A Hawaii health care worker who was among the first to receive a two-dose COVID-19 vaccine in January contracted the virus after traveling to the mainland, local disease investigators have found.

The Oahu resident and a travel companion both tested positive after traveling to “multiple mainland U.S. cities” in February but never developed symptoms, according to the Department of Health’s Disease Outbreak Control Division. No family, friends or coworkers became infected.

A local case in which a vaccinated health worker contracted COVID-19 demonstrated how people can still contract the virus but the vaccines work to prevent severe illness and death. Courtesy: The Queen's Health Systems

It’s one of three “breakthrough” cases identified by the health department in which people who were vaccinated nonetheless contracted the virus. The health department said the cases are not surprising considering that 165,000 people in Hawaii have been fully vaccinated and the vaccines are proven to be about 95% effective, meaning that some people will still get it. None of the three people got severely ill or transmitted it to others.

“The really important thing is that being vaccinated prevents us from serious illness, hospitalization, and death. That’s what we really need the vaccines to do for us,” Dr. Libby Char, the director of the health department, said in a press release. “Thankfully, their symptoms were very mild, which is exactly the protection the vaccine affords, but you can get infected with COVID.”

The news was announced as part of the division’s weekly cluster report. Traveling outside of Hawaii has been a common thread among those who contract the virus, particularly variant cases.

Of the nine total infections confirmed in Hawaii to be caused by a strain that was first identified in the U.K., three had traveled to Las Vegas, according to the report.

Health officials are advising people to refrain from traveling for leisure.

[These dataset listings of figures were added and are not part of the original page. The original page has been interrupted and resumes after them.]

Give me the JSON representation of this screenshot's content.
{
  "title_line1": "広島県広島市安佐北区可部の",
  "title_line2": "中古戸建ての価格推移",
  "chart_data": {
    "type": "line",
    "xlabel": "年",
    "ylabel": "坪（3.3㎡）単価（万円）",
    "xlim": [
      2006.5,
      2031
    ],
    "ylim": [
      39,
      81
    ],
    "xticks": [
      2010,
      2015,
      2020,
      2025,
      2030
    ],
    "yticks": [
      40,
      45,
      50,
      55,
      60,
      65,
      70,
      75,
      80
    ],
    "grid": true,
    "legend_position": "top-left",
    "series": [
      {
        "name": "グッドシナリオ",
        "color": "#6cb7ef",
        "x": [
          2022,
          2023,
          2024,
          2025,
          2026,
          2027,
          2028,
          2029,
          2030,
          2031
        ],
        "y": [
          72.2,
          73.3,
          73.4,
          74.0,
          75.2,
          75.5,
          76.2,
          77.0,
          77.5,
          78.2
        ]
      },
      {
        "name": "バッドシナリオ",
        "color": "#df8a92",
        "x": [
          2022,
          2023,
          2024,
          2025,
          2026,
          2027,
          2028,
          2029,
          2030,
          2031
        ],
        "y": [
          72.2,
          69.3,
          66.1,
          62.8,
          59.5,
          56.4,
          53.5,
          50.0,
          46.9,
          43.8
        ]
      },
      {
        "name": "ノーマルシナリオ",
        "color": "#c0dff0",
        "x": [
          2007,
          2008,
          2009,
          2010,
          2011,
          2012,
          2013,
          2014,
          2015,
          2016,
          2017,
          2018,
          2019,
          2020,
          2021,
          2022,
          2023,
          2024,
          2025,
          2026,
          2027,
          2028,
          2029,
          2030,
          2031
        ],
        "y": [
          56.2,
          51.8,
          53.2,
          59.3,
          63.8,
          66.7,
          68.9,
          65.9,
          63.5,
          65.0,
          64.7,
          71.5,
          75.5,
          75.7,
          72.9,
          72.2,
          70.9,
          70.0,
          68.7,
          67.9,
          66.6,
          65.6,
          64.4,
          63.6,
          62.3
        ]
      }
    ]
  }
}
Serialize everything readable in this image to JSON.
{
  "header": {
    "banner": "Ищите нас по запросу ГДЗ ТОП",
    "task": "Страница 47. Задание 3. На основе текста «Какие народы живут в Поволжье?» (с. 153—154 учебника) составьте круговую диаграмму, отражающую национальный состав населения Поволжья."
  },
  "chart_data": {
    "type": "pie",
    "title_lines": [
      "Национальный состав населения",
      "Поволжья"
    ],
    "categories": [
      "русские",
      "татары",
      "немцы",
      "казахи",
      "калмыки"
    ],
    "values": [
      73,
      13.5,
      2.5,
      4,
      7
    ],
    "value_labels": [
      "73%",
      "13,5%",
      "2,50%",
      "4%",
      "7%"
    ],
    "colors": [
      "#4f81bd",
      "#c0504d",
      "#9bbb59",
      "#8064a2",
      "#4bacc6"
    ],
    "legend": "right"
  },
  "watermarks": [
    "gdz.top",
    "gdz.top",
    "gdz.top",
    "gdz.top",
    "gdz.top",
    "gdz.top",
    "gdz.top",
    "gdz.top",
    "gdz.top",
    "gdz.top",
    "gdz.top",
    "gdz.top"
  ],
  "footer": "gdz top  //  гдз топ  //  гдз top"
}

The state announced this week that more doses of vaccine are on the way, and eligibility will be expanded to new groups starting Monday, including people with certain high-risk medical conditions and to those 65 and older as part of the launch into phase 1c of the vaccine rollout.

Until now, the vaccines were limited to health workers, long-term care facility residents, and kupuna 70 years old and older, along with essential workers.

People between the ages of 16 and 64 meet 1c phase eligibility if they are dependent on dialysis or on oxygen for a respiratory or cardiovascular disease or are undergoing chemotherapy or immunosuppressive medication therapy at an infusion center because of cancer or an autoimmune disease, according to the Healthcare Association of Hawaii. Otherwise, the state plans to continue to open eligibility by lowering the age requirement in five-year increments.

Hawaii recorded an average of 54 daily COVID-19 cases this week. Most infections were on Oahu, but Maui and Hawaii counties are seeing the highest percentage of positive results, albeit the numbers are still low.

Weekly case rates show COVID-19 disease prevalence remains relatively sparse in the islands. Department of Health

Maui continues to deal with several infection clusters, the largest at the Maui Community Correctional Center, where a total of 85 people have tested positive for COVID-19 to date.

Honolulu Mayor Rick Blangiardi is easing COVID-19 related restrictions on Oahu, and as of Thursday, Honolulu bars were allowed to reopen for groups up to 10 and large funerals and conventions were permitted. Next month, Blangiardi said outdoor sporting events may resume.

The move marks a break from the original tier system based on average cases and testing rates. The tier system was developed by former Mayor Kirk Caldwell’s administration.